You read that right, Wanhua will pay zero percent property taxes for a full decade. I couldn’t find any estimates of how much of a tax break this was, but a company called Formosa built a $9 billion dollar plant in St. James and got the exact same tax breaks. The Daily Comet reported that this tax incentive cost the state of Louisiana about 1.5 billion dollars of tax revenue. The Formosa project may not take up the same amount of land, but even if the Wanhua tax break is only half as much that still a lot of money.
Now you probably expect that this is the part of the article when I tell you that my opponent, Polly Thomas, voted for this travesty, right? She didn’t. No one in the Louisiana Legislature got to vote on this. Not a single legislator had a say.
The “Say What?!?”
How on God’s green earth did a company owned by the Chinese Communists get such a huge tax break without a single Louisiana congressperson or senator voting for it?
The answer is ITEP, Louisiana’s Industrial Tax Exemption Program. ITEP first passed in 1974, by then-Governor Edwin Edwards, who was not noted for being especially conservative. Basically, ITEP is run by a “Board of Commerce & Industry”, whose members are appointed by the Governor. These unelected board members do not answer to the public, and until very recently, acted with no local input.
This is why we NEED a Conservative Governor!

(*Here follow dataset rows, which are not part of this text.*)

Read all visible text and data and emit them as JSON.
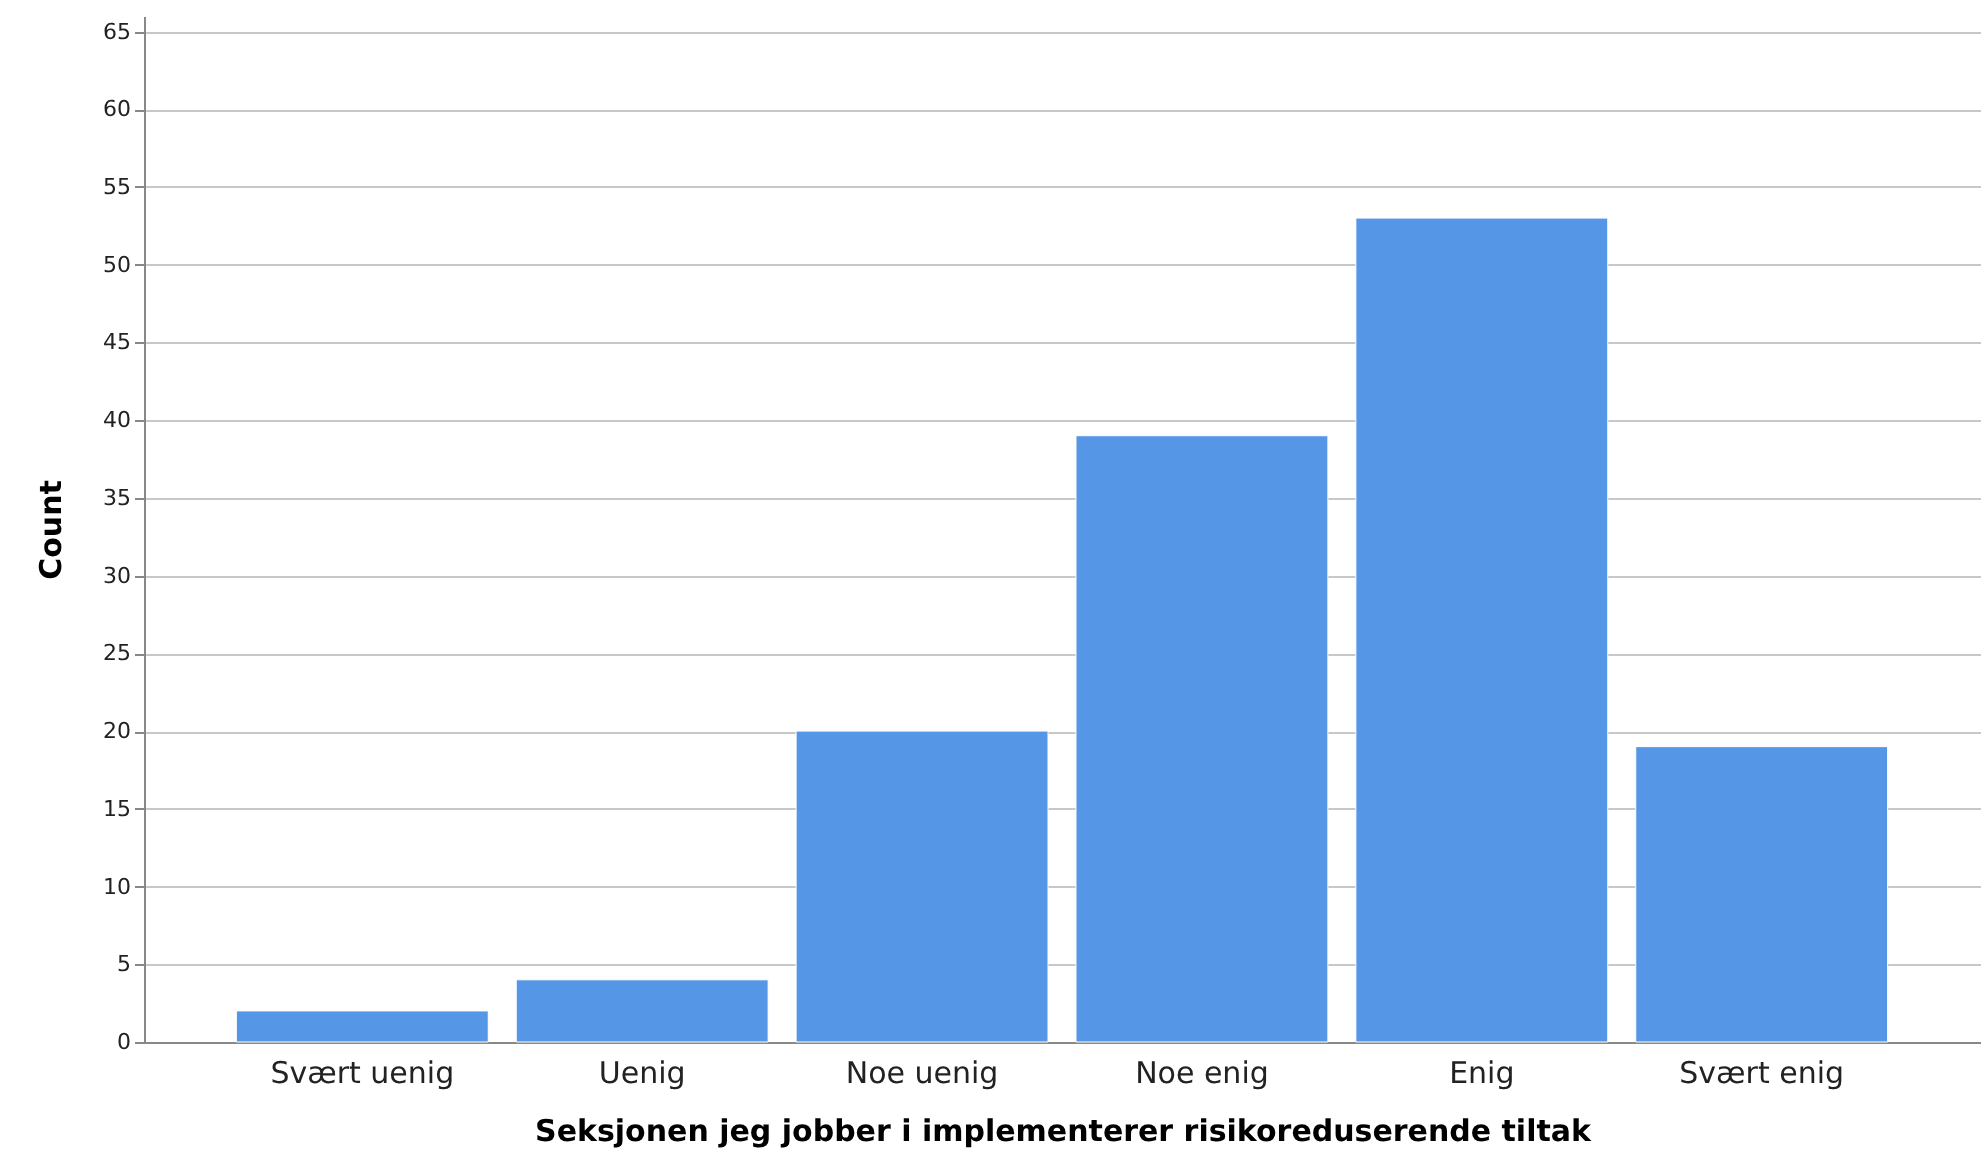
{
  "chart_data": {
    "type": "bar",
    "xlabel": "Seksjonen jeg jobber i implementerer risikoreduserende tiltak",
    "ylabel": "Count",
    "categories": [
      "Svært uenig",
      "Uenig",
      "Noe uenig",
      "Noe enig",
      "Enig",
      "Svært enig"
    ],
    "values": [
      2,
      4,
      20,
      39,
      53,
      19
    ],
    "color": "#5596e6",
    "ylim": [
      0,
      66
    ],
    "yticks": [
      0,
      5,
      10,
      15,
      20,
      25,
      30,
      35,
      40,
      45,
      50,
      55,
      60,
      65
    ],
    "grid": "y"
  }
}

As always, I encourage you to do your own research. ITEP is controversial, and currently, John Bel Edwards decides who serves on it. I definitely don’t think that’s a good idea. I’ll write a follow-up article on ITEP, but I can promise you this, right here and right now: if you send me to the Louisiana House of Representatives, I will work to reform this system. I want duly-elected legislators that answer to the voters to have a say in these decisions. I want the local governments that represent the people who have to live in the affected areas to have a say in these decisions. I don’t like having unelected “Board Members” who have almost no accountability making decisions that affect Louisiana for years to come.